4: Return to Argentina

On 7 January 1857 White received his formal instructions to proceed to Buenos Aires in on the ship Tamar. White was being sent to grapple again with that vexed 25-year old problem of the still unpaid 1824 Buenos Aires bonds.

You must exercise your discretion in urging upon the minister such improvements in the original proposals as may be put forward with hopes of success and without endangering the chance of a definite conclusion - Barings to White, August 1857

Following an eventful voyage to Argentina White arrived in Buenos Aires to find that more formal diplomacy had already been completed and a solution seemed at hand. The country’s financial position had been transformed since his 1852/53 visit and was now ‘very favourable’ with a ‘handsome balance in the treasury’ and the revenue for 1857 ‘likely to be very large’.

For White, Buenos Aires was a brilliant success. He threw himself in to the negotiations taking a low profile as possible as the Buenos Aires government would have preferred to have sorted out matters by correspondence. By October, he was triumphant: "I have come to an arrangement which is certainly better than I had expected to make and which certainly ought to satisfy all parties interested. The government were certainly pleased that the improvement of the terms should appear to come spontaneously from themselves and take the form of a graceful concession rather than of a constrained compliance with demands from the bondholders…". White returned a hero and was rewarded with a £1,000 bonus, ten times his usual bonus amount.

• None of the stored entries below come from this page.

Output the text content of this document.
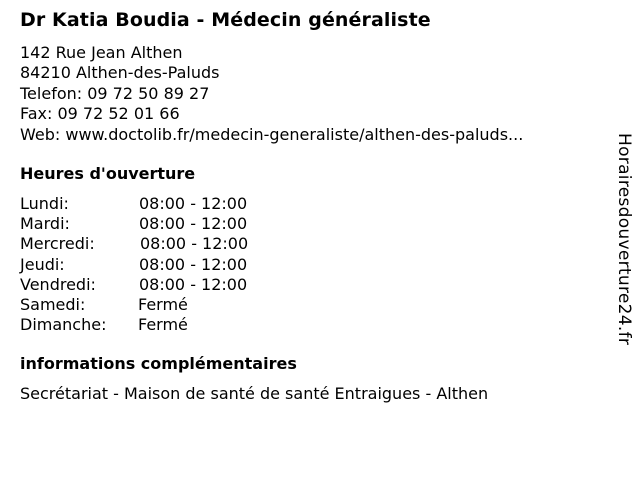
Dr Katia Boudia - Médecin généraliste
142 Rue Jean Althen
84210 Althen-des-Paluds
Telefon: 09 72 50 89 27
Fax: 09 72 52 01 66
Web: www.doctolib.fr/medecin-generaliste/althen-des-paluds...
Heures d'ouverture
Lundi:	08:00 - 12:00
Mardi:	08:00 - 12:00
Mercredi:	08:00 - 12:00
Jeudi:	08:00 - 12:00
Vendredi:	08:00 - 12:00
Samedi:	Fermé
Dimanche: Fermé
informations complémentaires
Secrétariat - Maison de santé de santé Entraigues - Althen
Horairesdouverture24.fr
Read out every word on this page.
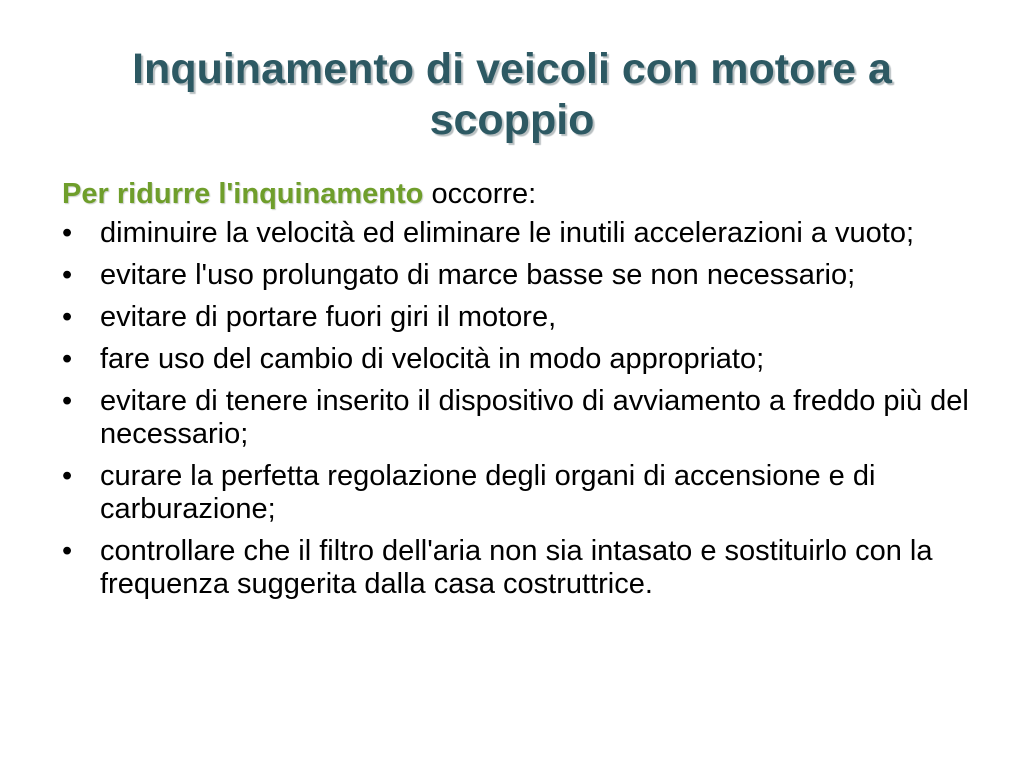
Inquinamento di veicoli con motore a scoppio

Per ridurre l'inquinamento occorre:

• diminuire la velocità ed eliminare le inutili accelerazioni a vuoto;
• evitare l'uso prolungato di marce basse se non necessario;
• evitare di portare fuori giri il motore,
• fare uso del cambio di velocità in modo appropriato;
• evitare di tenere inserito il dispositivo di avviamento a freddo più del necessario;
• curare la perfetta regolazione degli organi di accensione e di carburazione;
• controllare che il filtro dell'aria non sia intasato e sostituirlo con la frequenza suggerita dalla casa costruttrice.
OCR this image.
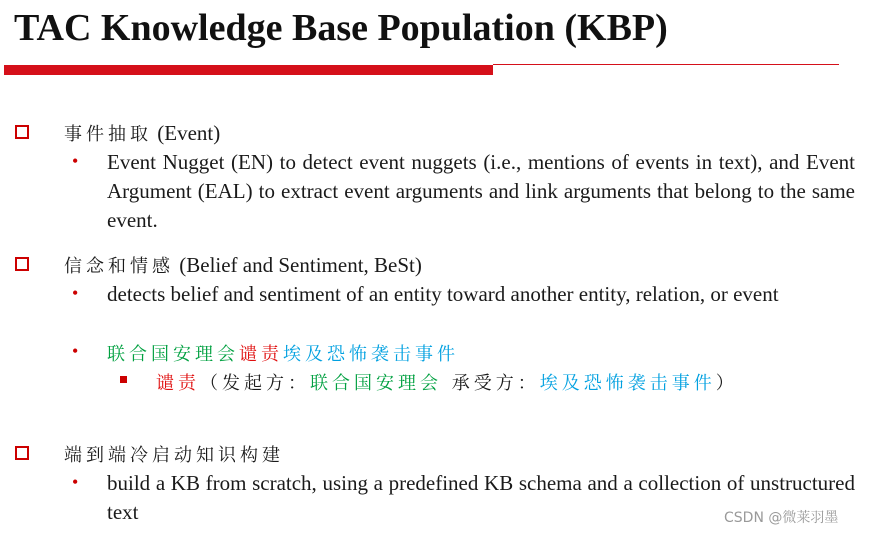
TAC Knowledge Base Population (KBP)
事件抽取 (Event)
• Event Nugget (EN) to detect event nuggets (i.e., mentions of events in text), and Event Argument (EAL) to extract event arguments and link arguments that belong to the same event.
信念和情感 (Belief and Sentiment, BeSt)
• detects belief and sentiment of an entity toward another entity, relation, or event
• 联合国安理会谴责埃及恐怖袭击事件
谴责（发起方：联合国安理会 承受方：埃及恐怖袭击事件）
端到端冷启动知识构建
• build a KB from scratch, using a predefined KB schema and a collection of unstructured text	CSDN @微莱羽墨
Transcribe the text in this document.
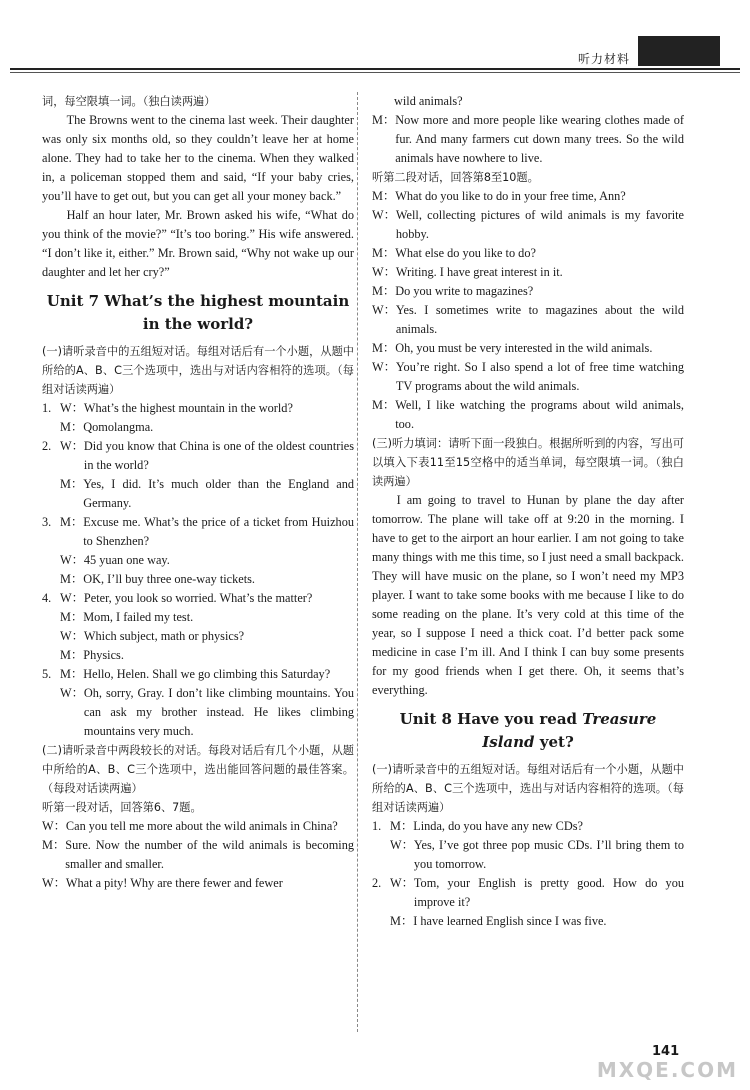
听力材料

词，每空限填一词。（独白读两遍）

The Browns went to the cinema last week. Their daughter was only six months old, so they couldn’t leave her at home alone. They had to take her to the cinema. When they walked in, a policeman stopped them and said, “If your baby cries, you’ll have to get out, but you can get all your money back.”

Half an hour later, Mr. Brown asked his wife, “What do you think of the movie?” “It’s too boring.” His wife answered. “I don’t like it, either.” Mr. Brown said, “Why not wake up our daughter and let her cry?”

Unit 7 What’s the highest mountain in the world?

(一)请听录音中的五组短对话。每组对话后有一个小题，从题中所给的A、B、C三个选项中，选出与对话内容相符的选项。（每组对话读两遍）

1. W： What’s the highest mountain in the world?
M： Qomolangma.
2. W： Did you know that China is one of the oldest countries in the world?
M： Yes, I did. It’s much older than the England and Germany.
3. M： Excuse me. What’s the price of a ticket from Huizhou to Shenzhen?
W： 45 yuan one way.
M： OK, I’ll buy three one-way tickets.
4. W： Peter, you look so worried. What’s the matter?
M： Mom, I failed my test.
W： Which subject, math or physics?
M： Physics.
5. M： Hello, Helen. Shall we go climbing this Saturday?
W： Oh, sorry, Gray. I don’t like climbing mountains. You can ask my brother instead. He likes climbing mountains very much.

(二)请听录音中两段较长的对话。每段对话后有几个小题，从题中所给的A、B、C三个选项中，选出能回答问题的最佳答案。（每段对话读两遍）

听第一段对话，回答第6、7题。

W： Can you tell me more about the wild animals in China?
M： Sure. Now the number of the wild animals is becoming smaller and smaller.
W： What a pity! Why are there fewer and fewer
wild animals?
M： Now more and more people like wearing clothes made of fur. And many farmers cut down many trees. So the wild animals have nowhere to live.

听第二段对话，回答第8至10题。

M： What do you like to do in your free time, Ann?
W： Well, collecting pictures of wild animals is my favorite hobby.
M： What else do you like to do?
W： Writing. I have great interest in it.
M： Do you write to magazines?
W： Yes. I sometimes write to magazines about the wild animals.
M： Oh, you must be very interested in the wild animals.
W： You’re right. So I also spend a lot of free time watching TV programs about the wild animals.
M： Well, I like watching the programs about wild animals, too.

(三)听力填词：请听下面一段独白。根据所听到的内容，写出可以填入下表11至15空格中的适当单词，每空限填一词。（独白读两遍）

I am going to travel to Hunan by plane the day after tomorrow. The plane will take off at 9:20 in the morning. I have to get to the airport an hour earlier. I am not going to take many things with me this time, so I just need a small backpack. They will have music on the plane, so I won’t need my MP3 player. I want to take some books with me because I like to do some reading on the plane. It’s very cold at this time of the year, so I suppose I need a thick coat. I’d better pack some medicine in case I’m ill. And I think I can buy some presents for my good friends when I get there. Oh, it seems that’s everything.

Unit 8 Have you read Treasure Island yet?

(一)请听录音中的五组短对话。每组对话后有一个小题，从题中所给的A、B、C三个选项中，选出与对话内容相符的选项。（每组对话读两遍）

1. M： Linda, do you have any new CDs?
W： Yes, I’ve got three pop music CDs. I’ll bring them to you tomorrow.
2. W： Tom, your English is pretty good. How do you improve it?
M： I have learned English since I was five.
141
MXQE.COM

The first inkling of White's next adventure came in a letter from David Robertson, chairman of the Spanish American bondholders to Thomas Baring. Robertson had been hugely impressed by White's performance in Buenos Aires. He hoped White's "so very modest and unassuming" manner would not have stood in the way of him recounting to the partners their recent conversation "about a very important point. Could we not have him appointed English commissioner in Mexico for the statement of British claims?" Of course Barings' partners were happy to oblige and White was off on his travels again.